This has been a big week for both American Express and Citibank. One bank is dealing with lower than expected earnings while the other is adjusting to growing pains associated with a new CEO.
Admitting its card members aren’t spending like they usually do, shares of American Express took a small hit late Wednesday. The hit came after the credit card giant’s expectations weren’t met. The company itself has been reining in its own spending, partly due to slower growth during the first half of the year. Overall, the profits grew by a weak 1%. Its shares are hovering around $59.37. Revenue, however saw a 4% increase; still, it was less than what analysts had been hoping to see. They predicted $7.93 billion and in reality, the numbers were just short of the expectations, coming in at $7.89 billion.
American Express customers are spending, just not at the levels they were a year or two ago. Spending climbed to 8%; however, the company is used to double digit spending.
It represents slower growth than we were generating earlier in the year, a trend that we’re seeing among major card issuers,
said CEO Kenneth Chenault in a statement released late Wednesday. He then went on to say even tighter reins will be used in the coming months and it’s all because of slower than expected growth and economic recovery.
But they’re not alone. Many of its competitors are experiencing the same “mixed bag” financial news. And, like American Express, all are looking for ways to lessen the potential problems.
During a conference call earlier – before the numbers were released – CFO Dan Henry announced the American Express prepaid card, Serve, would soon be the focus of a more assertive advertising campaign, including the goal of linking American Express with its Serve product. This is something the card company hasn’t been doing until now. Amping up its marketing effort is smart move, especially considering prepaid cards are one of the fastest growing sectors in the financial industry. Not only that, but a few more of the big credit card companies have unveiled their own versions of a prepaid card. It’s likely American Express didn’t want to miss out and certainly not because they’d not been marketing their product.
Meanwhile, those in the know say Citigroup Inc expects its new CEO Mike Corbat, to promote executives from within the company versus bringing on new people. It’s expected as many four senior positions will be filled before the end of the year. Yesterday was interesting for the bank, which saw the unexpected resignation of both Vikram Pandit and the bank’s COO John Havens. Corbat has been with Citigroup for more than three decades.
As a short term solution, Corbat made changes in the executive suit on Wednesday. He asked North America CEO Bill Mills to take on the role of a temporary CEO in the Middle East, Europe and Africa. He has said the next several weeks will include a lot of structural reviews as well as reshuffling, though he’s not saying much else.
Already people are saying Corbat’s management style and decision making process is significantly different than how Pandit was known to do. There are already rumors that the current CEO of EMEA unit, Jim Cowles is being considered, but at this point speculation about Cowles or anyone else is just that: speculation.
So what happened behind closed doors that resulted in a quick exit for Havens and Pandit?
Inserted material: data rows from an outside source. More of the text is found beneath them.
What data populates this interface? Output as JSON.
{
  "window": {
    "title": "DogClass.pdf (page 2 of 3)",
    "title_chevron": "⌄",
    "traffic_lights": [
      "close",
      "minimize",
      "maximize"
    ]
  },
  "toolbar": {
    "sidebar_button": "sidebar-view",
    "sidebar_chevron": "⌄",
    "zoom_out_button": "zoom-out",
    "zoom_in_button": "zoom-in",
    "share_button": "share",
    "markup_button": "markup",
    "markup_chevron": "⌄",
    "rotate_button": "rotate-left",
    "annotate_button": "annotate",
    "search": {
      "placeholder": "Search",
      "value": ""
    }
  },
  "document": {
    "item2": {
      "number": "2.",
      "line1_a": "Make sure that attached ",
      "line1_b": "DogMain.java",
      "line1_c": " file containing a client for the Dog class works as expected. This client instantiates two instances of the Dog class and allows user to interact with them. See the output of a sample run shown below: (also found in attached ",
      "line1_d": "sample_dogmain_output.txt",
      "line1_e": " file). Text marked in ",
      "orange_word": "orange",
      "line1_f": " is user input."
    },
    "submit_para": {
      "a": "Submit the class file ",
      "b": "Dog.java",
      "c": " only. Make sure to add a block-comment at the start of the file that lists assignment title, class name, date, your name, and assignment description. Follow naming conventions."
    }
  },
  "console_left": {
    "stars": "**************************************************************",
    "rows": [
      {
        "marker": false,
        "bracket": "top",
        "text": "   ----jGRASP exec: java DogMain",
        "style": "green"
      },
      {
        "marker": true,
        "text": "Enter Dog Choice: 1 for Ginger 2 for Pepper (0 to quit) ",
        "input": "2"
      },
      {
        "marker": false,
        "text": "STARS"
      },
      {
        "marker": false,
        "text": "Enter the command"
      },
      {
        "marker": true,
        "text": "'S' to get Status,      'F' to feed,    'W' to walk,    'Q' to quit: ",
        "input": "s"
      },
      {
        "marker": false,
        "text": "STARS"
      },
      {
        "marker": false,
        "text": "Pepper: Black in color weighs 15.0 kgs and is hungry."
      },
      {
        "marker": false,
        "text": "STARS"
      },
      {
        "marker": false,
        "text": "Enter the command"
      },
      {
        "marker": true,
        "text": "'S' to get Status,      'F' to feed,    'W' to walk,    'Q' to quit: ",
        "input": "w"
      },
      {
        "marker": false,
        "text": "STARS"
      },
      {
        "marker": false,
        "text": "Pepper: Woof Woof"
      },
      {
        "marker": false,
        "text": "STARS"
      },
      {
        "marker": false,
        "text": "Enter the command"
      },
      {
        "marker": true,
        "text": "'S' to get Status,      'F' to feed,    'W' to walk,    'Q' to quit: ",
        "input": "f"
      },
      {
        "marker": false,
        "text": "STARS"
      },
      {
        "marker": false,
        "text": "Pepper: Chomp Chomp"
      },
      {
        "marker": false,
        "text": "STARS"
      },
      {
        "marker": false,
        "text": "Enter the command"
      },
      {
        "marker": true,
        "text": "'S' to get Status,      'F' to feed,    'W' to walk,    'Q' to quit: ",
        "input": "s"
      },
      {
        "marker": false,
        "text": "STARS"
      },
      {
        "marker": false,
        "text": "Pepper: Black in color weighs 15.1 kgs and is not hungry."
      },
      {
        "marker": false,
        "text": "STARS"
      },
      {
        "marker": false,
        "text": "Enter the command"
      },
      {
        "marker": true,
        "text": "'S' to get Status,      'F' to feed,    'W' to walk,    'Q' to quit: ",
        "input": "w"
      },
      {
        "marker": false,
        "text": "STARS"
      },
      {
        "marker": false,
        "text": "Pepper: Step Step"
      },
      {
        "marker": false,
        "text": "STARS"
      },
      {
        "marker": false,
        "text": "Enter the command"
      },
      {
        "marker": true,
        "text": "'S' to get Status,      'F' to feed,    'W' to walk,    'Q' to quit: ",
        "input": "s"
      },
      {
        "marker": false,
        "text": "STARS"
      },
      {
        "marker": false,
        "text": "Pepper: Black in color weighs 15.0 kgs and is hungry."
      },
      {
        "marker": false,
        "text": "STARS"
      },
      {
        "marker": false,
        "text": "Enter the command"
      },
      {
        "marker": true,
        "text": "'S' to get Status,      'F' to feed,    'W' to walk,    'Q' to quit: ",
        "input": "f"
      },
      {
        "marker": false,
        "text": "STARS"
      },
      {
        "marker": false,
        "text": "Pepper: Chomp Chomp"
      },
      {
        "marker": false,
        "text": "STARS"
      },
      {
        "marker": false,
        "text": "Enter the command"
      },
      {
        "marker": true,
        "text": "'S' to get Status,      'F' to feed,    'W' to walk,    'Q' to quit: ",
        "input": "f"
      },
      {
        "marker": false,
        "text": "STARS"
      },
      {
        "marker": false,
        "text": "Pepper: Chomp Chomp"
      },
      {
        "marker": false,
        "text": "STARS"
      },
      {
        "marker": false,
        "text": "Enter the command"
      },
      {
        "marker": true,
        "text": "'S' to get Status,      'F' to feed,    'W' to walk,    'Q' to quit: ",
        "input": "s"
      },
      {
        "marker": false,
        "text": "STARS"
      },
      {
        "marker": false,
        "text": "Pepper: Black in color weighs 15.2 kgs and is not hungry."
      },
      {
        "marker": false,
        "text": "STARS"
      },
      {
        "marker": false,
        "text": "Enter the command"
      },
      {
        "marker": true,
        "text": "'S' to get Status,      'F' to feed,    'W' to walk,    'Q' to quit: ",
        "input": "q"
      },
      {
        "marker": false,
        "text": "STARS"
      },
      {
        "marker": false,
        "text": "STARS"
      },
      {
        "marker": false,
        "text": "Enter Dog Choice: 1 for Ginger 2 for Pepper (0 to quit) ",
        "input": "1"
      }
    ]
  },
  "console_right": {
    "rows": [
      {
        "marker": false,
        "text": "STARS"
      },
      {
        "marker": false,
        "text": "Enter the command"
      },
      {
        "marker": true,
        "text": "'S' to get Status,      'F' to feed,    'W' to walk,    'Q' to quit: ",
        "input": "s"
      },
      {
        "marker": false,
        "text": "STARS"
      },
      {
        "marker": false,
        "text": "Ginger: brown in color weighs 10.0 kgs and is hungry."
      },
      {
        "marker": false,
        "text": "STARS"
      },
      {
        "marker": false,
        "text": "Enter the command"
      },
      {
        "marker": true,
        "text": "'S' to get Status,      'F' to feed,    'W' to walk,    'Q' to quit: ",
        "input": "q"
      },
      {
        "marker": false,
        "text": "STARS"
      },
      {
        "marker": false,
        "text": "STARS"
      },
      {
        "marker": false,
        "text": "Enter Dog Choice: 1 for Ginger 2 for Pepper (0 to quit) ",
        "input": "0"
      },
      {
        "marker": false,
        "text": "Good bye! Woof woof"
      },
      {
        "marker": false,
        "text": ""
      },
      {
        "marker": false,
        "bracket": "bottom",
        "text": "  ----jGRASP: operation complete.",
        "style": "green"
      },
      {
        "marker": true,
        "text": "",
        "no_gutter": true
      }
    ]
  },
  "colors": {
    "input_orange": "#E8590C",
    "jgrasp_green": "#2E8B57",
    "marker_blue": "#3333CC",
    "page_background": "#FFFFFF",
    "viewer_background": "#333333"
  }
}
No one knows for sure, but there’s no doubt there was a conflict between those two and the bank’s board. Those on the inside say many who are loyal to both or either Pandit or Havens will likely be heading for the exit. Now, though, top priority is filling those vacancies in order to maintain its public image and eliminate uncertainties about the departures.
There’s no denying Corbat has his work cut out for him. Results are expected within one hundred days, which is about right in this industry. Still, the economy is still taking a toll and, of course, there are new regulations to contend with. It should be noted, however, that if Mitt Romney wins the upcoming presidential election, not only Citi’s bank branches, but every other bank in the country might find themselves freed from what they say is a burden. That burden, of course, is the massive amount of new laws that were spawned as a result of the Dodd Frank law.
In a memo sent to Citigroup employees that were working under Pandit or Havens, Corbat instructed them to now report to him. In another memo and conference call, Corbat reiterated his priority of budgets and strategy. He also stressed his commitment to making solid decisions and getting it right the first time in terms of filling the two vacancies. Analysts agree that the time is now to build his formidable team, “He has one shot and one shot only”.